A las 17.00 horas, Melchor, Gaspar y Baltasar arribaron en coche al templo madrileño, donde fueron recibidos por el Cardenal José Cobo, arzobispo de Madrid, ante la expectación de una multitud que los aclamaba con entusiasmo.

Bienvenida del arzobispo de Madrid

Tras su llegada, el cardenal Cobo dio la bienvenida a los Reyes Magos y los acompañó al interior de la catedral, donde cientos de niños y sus familias aguardaban con emoción. El templo se llenó de ilusión y alegría en un ambiente marcado por la cercanía y la celebración compartida.

Un mensaje para los más pequeños

Durante el acto, el cardenal se dirigió especialmente a los niños con palabras llenas de ternura. Les recordó que acoger a los Reyes Magos es acoger a los amigos de Jesús y les animó a mirar al cielo, como hicieron ellos, para descubrir las estrellas que guían el camino de cada persona. También subrayó la importancia de la amistad y del amor en el seno de la familia, invitándoles a querer y cuidar a quienes les rodean.

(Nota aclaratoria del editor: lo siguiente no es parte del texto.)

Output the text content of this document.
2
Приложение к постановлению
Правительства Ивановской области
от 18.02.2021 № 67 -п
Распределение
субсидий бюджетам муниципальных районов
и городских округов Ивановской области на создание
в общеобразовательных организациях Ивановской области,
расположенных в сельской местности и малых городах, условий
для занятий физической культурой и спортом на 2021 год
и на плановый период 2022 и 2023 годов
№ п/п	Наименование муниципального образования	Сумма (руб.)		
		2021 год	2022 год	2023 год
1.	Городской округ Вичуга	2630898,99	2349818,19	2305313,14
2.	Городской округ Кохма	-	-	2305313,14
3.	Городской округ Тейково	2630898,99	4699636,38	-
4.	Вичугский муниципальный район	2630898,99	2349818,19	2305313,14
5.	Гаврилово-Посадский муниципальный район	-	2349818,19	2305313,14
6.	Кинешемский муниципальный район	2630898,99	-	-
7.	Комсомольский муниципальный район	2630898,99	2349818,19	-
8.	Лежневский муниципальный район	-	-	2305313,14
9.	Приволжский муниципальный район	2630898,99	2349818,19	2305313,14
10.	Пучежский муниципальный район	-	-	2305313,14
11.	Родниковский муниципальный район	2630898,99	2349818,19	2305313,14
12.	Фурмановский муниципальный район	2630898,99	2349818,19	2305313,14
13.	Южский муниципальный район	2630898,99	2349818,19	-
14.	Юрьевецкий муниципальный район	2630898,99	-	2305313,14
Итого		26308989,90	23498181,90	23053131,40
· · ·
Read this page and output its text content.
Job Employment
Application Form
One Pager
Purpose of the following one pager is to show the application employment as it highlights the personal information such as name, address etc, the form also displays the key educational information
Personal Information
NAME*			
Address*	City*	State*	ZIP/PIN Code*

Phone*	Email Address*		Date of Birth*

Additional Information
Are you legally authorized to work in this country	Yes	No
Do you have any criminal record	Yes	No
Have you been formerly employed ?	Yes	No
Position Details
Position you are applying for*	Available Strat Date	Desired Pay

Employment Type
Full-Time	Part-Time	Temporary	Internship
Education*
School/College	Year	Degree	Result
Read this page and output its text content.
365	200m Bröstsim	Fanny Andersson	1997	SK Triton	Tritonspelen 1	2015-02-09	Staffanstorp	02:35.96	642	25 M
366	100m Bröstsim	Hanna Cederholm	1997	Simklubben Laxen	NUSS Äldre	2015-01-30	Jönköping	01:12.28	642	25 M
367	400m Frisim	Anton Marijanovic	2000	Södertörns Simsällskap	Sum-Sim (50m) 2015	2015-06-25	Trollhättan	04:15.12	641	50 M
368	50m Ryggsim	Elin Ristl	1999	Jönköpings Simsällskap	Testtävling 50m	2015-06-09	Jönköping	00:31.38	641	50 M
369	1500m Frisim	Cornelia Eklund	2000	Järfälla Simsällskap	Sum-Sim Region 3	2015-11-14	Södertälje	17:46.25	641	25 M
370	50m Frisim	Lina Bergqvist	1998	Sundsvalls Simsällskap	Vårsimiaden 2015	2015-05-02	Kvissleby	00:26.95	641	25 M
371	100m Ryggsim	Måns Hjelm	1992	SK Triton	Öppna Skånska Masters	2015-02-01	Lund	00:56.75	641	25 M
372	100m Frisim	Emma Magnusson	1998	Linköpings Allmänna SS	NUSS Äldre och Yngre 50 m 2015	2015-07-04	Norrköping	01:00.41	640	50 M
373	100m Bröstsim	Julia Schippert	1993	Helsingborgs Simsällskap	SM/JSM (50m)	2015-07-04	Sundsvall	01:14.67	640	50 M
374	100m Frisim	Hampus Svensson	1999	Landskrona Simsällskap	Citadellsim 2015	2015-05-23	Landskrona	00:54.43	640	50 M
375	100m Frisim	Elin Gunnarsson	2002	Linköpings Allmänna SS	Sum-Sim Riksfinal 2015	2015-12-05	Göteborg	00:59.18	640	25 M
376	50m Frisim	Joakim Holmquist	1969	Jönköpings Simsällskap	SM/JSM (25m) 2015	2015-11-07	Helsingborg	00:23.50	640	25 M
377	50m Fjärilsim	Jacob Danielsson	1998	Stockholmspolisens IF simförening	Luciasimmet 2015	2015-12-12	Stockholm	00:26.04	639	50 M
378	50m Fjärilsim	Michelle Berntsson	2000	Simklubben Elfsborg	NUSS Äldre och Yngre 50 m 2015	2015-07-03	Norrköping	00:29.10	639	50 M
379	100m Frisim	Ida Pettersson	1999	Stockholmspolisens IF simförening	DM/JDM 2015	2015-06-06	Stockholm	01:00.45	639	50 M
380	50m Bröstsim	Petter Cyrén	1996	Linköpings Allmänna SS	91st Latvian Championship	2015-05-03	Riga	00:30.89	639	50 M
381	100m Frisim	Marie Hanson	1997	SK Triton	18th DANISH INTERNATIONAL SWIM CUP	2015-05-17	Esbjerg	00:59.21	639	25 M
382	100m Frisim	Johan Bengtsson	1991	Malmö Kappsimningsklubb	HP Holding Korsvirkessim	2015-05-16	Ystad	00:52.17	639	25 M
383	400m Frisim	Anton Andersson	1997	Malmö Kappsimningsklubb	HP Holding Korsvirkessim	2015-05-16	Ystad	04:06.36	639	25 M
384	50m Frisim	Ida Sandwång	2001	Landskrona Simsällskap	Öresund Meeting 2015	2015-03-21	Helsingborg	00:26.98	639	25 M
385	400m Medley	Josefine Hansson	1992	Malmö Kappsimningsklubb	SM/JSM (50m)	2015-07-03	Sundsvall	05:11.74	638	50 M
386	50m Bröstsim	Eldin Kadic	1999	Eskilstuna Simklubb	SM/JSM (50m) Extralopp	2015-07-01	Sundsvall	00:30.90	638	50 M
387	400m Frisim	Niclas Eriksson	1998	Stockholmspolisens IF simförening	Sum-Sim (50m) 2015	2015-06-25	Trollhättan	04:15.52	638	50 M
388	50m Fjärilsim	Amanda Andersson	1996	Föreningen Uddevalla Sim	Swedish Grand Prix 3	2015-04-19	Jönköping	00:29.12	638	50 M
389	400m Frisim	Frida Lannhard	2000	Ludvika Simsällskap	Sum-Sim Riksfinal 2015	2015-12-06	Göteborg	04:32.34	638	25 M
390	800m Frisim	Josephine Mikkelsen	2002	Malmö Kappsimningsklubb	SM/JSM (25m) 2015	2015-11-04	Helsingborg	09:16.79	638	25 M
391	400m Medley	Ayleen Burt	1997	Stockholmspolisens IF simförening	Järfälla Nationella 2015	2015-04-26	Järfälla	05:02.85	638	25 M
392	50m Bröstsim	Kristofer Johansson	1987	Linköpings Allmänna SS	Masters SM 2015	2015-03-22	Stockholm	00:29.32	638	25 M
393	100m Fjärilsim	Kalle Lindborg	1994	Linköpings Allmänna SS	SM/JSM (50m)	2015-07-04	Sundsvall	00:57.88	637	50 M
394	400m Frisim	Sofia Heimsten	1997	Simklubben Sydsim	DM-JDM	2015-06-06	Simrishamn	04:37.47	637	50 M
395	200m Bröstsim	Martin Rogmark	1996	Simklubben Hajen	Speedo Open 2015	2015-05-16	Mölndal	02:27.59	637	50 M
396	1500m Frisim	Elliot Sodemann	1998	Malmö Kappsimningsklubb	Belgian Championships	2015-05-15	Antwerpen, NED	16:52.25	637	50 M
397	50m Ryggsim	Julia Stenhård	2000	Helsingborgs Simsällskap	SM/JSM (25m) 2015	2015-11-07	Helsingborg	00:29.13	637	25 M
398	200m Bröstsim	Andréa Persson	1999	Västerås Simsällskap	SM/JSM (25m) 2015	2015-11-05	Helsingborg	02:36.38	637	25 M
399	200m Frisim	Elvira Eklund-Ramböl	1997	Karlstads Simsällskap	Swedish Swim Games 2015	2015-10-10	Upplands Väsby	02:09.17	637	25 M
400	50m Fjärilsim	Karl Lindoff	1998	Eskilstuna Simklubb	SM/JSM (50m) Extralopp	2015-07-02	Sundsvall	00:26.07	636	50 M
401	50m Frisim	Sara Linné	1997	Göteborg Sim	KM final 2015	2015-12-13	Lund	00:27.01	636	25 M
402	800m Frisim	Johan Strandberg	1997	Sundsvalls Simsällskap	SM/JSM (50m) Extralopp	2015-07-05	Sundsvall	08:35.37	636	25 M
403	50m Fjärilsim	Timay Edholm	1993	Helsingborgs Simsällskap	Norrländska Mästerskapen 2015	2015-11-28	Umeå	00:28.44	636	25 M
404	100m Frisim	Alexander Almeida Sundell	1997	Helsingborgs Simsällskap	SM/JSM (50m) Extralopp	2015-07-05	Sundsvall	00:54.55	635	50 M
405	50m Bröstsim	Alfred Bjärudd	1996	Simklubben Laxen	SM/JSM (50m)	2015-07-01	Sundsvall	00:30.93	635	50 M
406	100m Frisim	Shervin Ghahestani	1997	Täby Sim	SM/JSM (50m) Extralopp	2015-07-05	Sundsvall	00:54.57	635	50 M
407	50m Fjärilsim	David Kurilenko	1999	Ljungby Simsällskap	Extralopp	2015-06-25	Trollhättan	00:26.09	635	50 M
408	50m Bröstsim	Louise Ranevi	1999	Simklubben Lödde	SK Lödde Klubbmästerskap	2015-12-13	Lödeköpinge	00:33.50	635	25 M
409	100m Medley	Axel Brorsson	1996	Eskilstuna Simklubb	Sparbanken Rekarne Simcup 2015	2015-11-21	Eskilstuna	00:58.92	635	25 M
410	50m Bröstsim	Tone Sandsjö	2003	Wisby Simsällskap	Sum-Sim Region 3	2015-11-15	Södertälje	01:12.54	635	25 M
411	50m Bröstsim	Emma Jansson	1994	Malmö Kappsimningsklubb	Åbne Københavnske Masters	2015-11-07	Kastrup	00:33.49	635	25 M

El misterio de Belén y la mirada de los Reyes

El arzobispo destacó asimismo el corazón del misterio de Belén, animando a reconocer a Jesús en las personas que encontramos cada día. Señaló que, si se mira con los ojos de los Reyes Magos, es posible descubrir a Jesús en quienes más lo necesitan.

Las palabras de Sus Majestades

Tras la intervención del cardenal, Baltasar agradeció la calurosa acogida recibida en Madrid, mientras que Gaspar animó a los niños a pedir alegría y paz para el mundo. Por su parte, Melchor evocó el largo viaje desde tierras lejanas, guiados por una estrella, y aseguró que siempre habrá una luz que conduzca hasta Jesús gracias al apoyo y el amor de los padres.

Un cierre lleno de fe y esperanza

La recepción concluyó con la entrega de cartas por parte de los niños a los Reyes Magos, un gesto que transformó la Catedral de la Almudena en un hogar lleno de fe sencilla, ilusión y esperanza compartida.